The answer lies at the intersection of law, culture, and the dangerous spirit of “what will people say?”
- Legal Sanction: The Same-Sex Marriage (Prohibition) Act of 2014 doesn’t just ban homosexual marriage; it demonizes the existence of LGBTQ+ people and their support systems. In an environment where being queer is illegal, victims of “deliverance” have no legal recourse. If you are being tortured in a church, who do you call when the law itself views you as a criminal?
- The Gay Demon Myth: In a deeply religious society, framing sexuality as a spiritual possession makes it a communal problem. It removes the “shame” from the child and places it on a supernatural force that must be beaten out. This gives parents a sense of control, even if that control is bought with their child’s blood and tears.
- The Business of Deliverance: There is a significant economy built around spiritual warfare. These churches and healing centers charge families significant sums for these “treatments,” profiting off parental fear and queer suffering.
Historically, many harmful practices have survived because communities believed they were necessary. Conversion therapy continues not because evidence supports it, but because deeply held beliefs often prove more resilient than facts. In societies like Nigeria where homosexuality remains highly stigmatized, families frequently face immense pressure to “fix” queer relatives. Conversion therapy becomes a socially acceptable response to that pressure.
The Cost of Shame
Perhaps the greatest harm caused by conversion therapy is not physical but psychological. At its core, conversion therapy teaches people that something fundamental about them is broken. It tells them that they must earn love through transformation. It conditions them to see themselves as problems requiring correction. For young people, particularly teenagers, these messages can shape their entire sense of identity.

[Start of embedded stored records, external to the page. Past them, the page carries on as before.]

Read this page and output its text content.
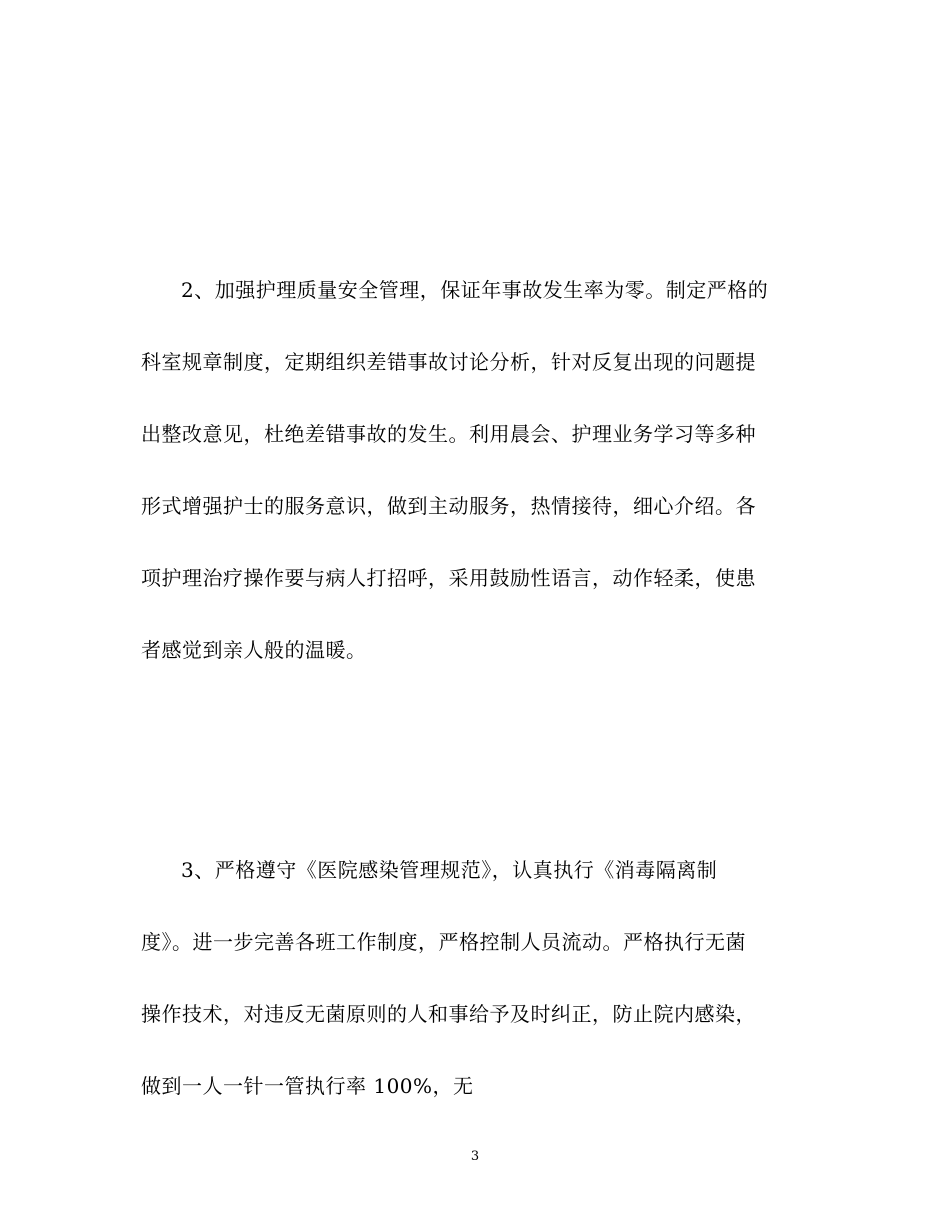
2、加强护理质量安全管理，保证年事故发生率为零。制定严格的
科室规章制度，定期组织差错事故讨论分析，针对反复出现的问题提
出整改意见，杜绝差错事故的发生。利用晨会、护理业务学习等多种
形式增强护士的服务意识，做到主动服务，热情接待，细心介绍。各
项护理治疗操作要与病人打招呼，采用鼓励性语言，动作轻柔，使患
者感觉到亲人般的温暖。
3、严格遵守《医院感染管理规范》，认真执行《消毒隔离制
度》。进一步完善各班工作制度，严格控制人员流动。严格执行无菌
操作技术，对违反无菌原则的人和事给予及时纠正，防止院内感染，
做到一人一针一管执行率 100%，无
3
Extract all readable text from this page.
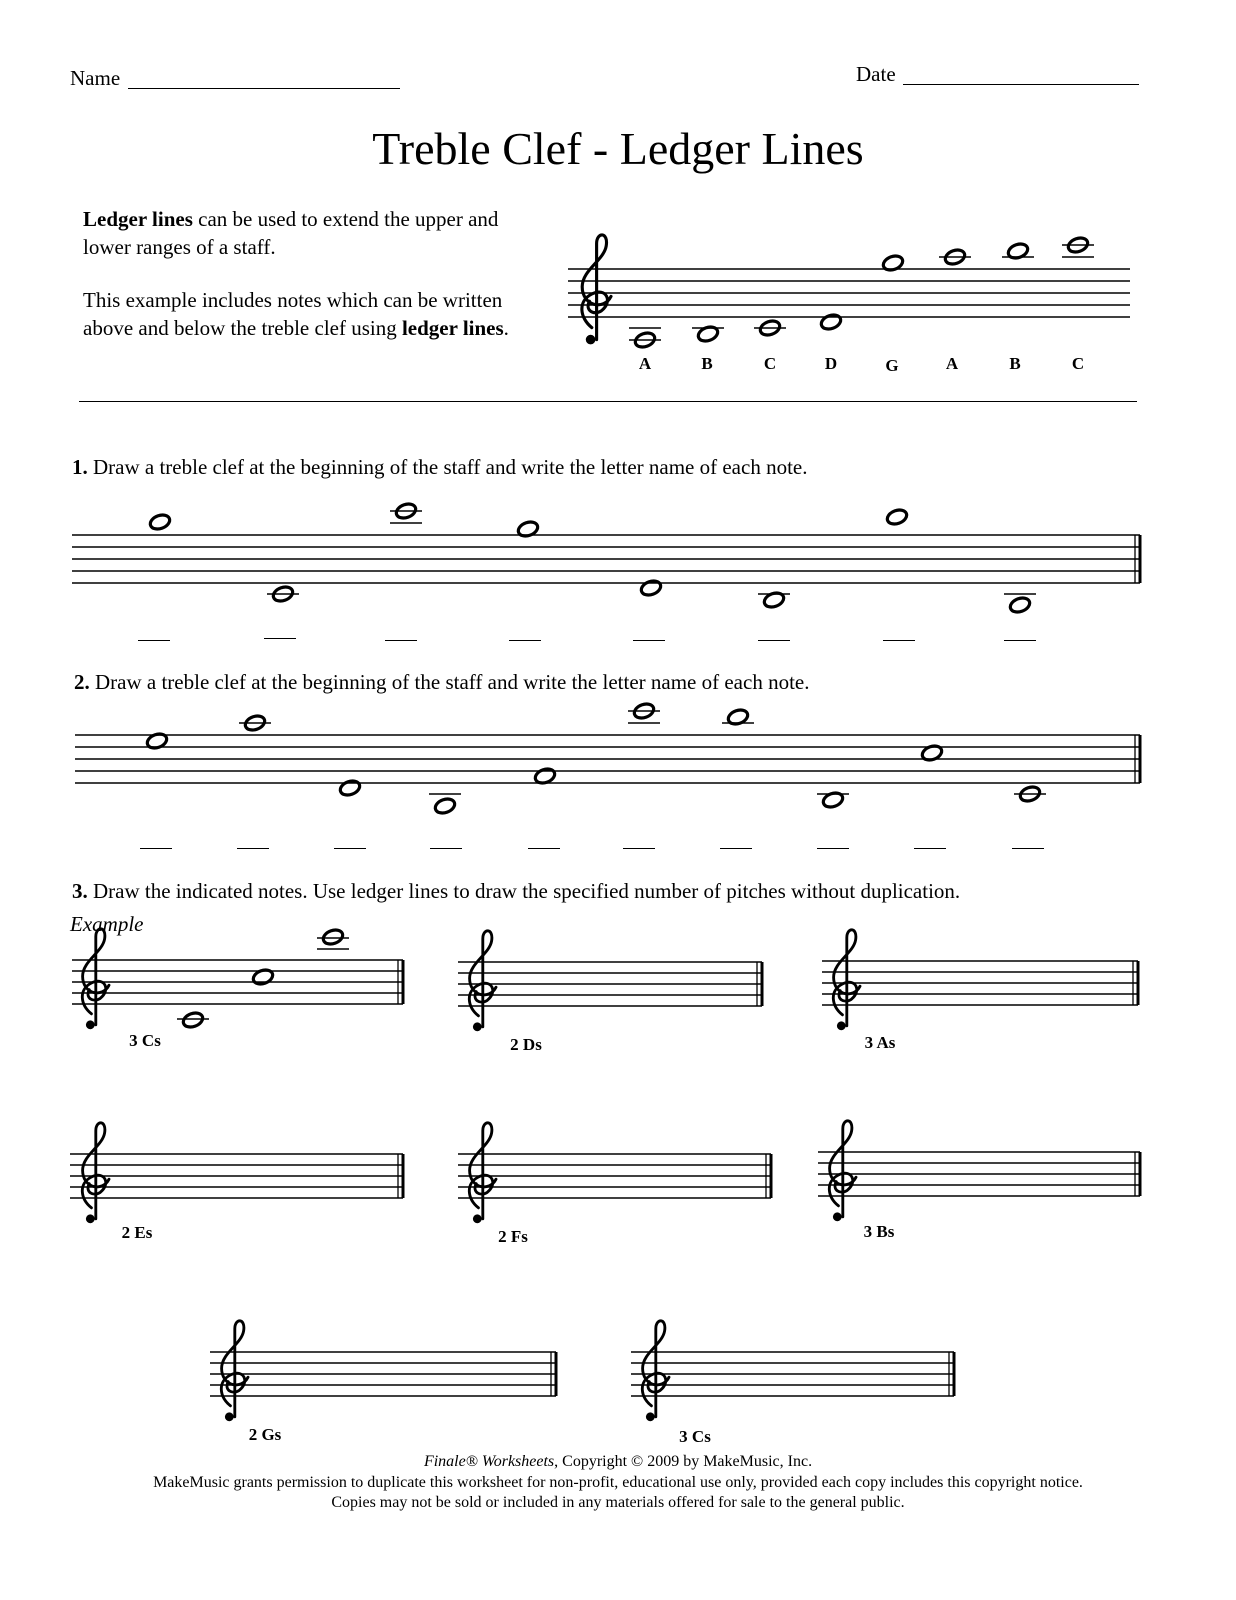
Name	Date
Treble Clef - Ledger Lines
Ledger lines can be used to extend the upper and lower ranges of a staff.
This example includes notes which can be written above and below the treble clef using ledger lines.
A	B	C	D	G	A	B	C
1. Draw a treble clef at the beginning of the staff and write the letter name of each note.
2. Draw a treble clef at the beginning of the staff and write the letter name of each note.
3. Draw the indicated notes. Use ledger lines to draw the specified number of pitches without duplication.
Example
3 Cs	2 Ds	3 As
2 Es	2 Fs	3 Bs
2 Gs	3 Cs
Finale® Worksheets, Copyright © 2009 by MakeMusic, Inc.
MakeMusic grants permission to duplicate this worksheet for non-profit, educational use only, provided each copy includes this copyright notice.
Copies may not be sold or included in any materials offered for sale to the general public.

Many survivors report spending years struggling with guilt, self-hatred, fear, and internal conflict. Even after leaving conversion therapy, the shame often remains. The trauma can outlast the intervention itself.
What Real Support Looks Like
Support does not require agreement on every issue related to sexuality. It requires recognizing that coercion, humiliation, violence, and psychological manipulation are not legitimate forms of care.
People deserve dignity. They deserve the freedom to explore their identities without fear. They deserve families, communities, and faith spaces that do not resort to force. Whether conversion therapy takes place in a counseling office, a prayer camp, a church, or a family living room, the central question remains the same:
What happens when we prioritize changing people over understanding them? The evidence increasingly points to one answer. People get hurt. And until societies are willing to confront the beliefs that sustain conversion therapy, that harm is likely to continue. The question is no longer whether conversion therapy causes damage. The question is why, despite everything we know, so many people still believe the damage is worth it.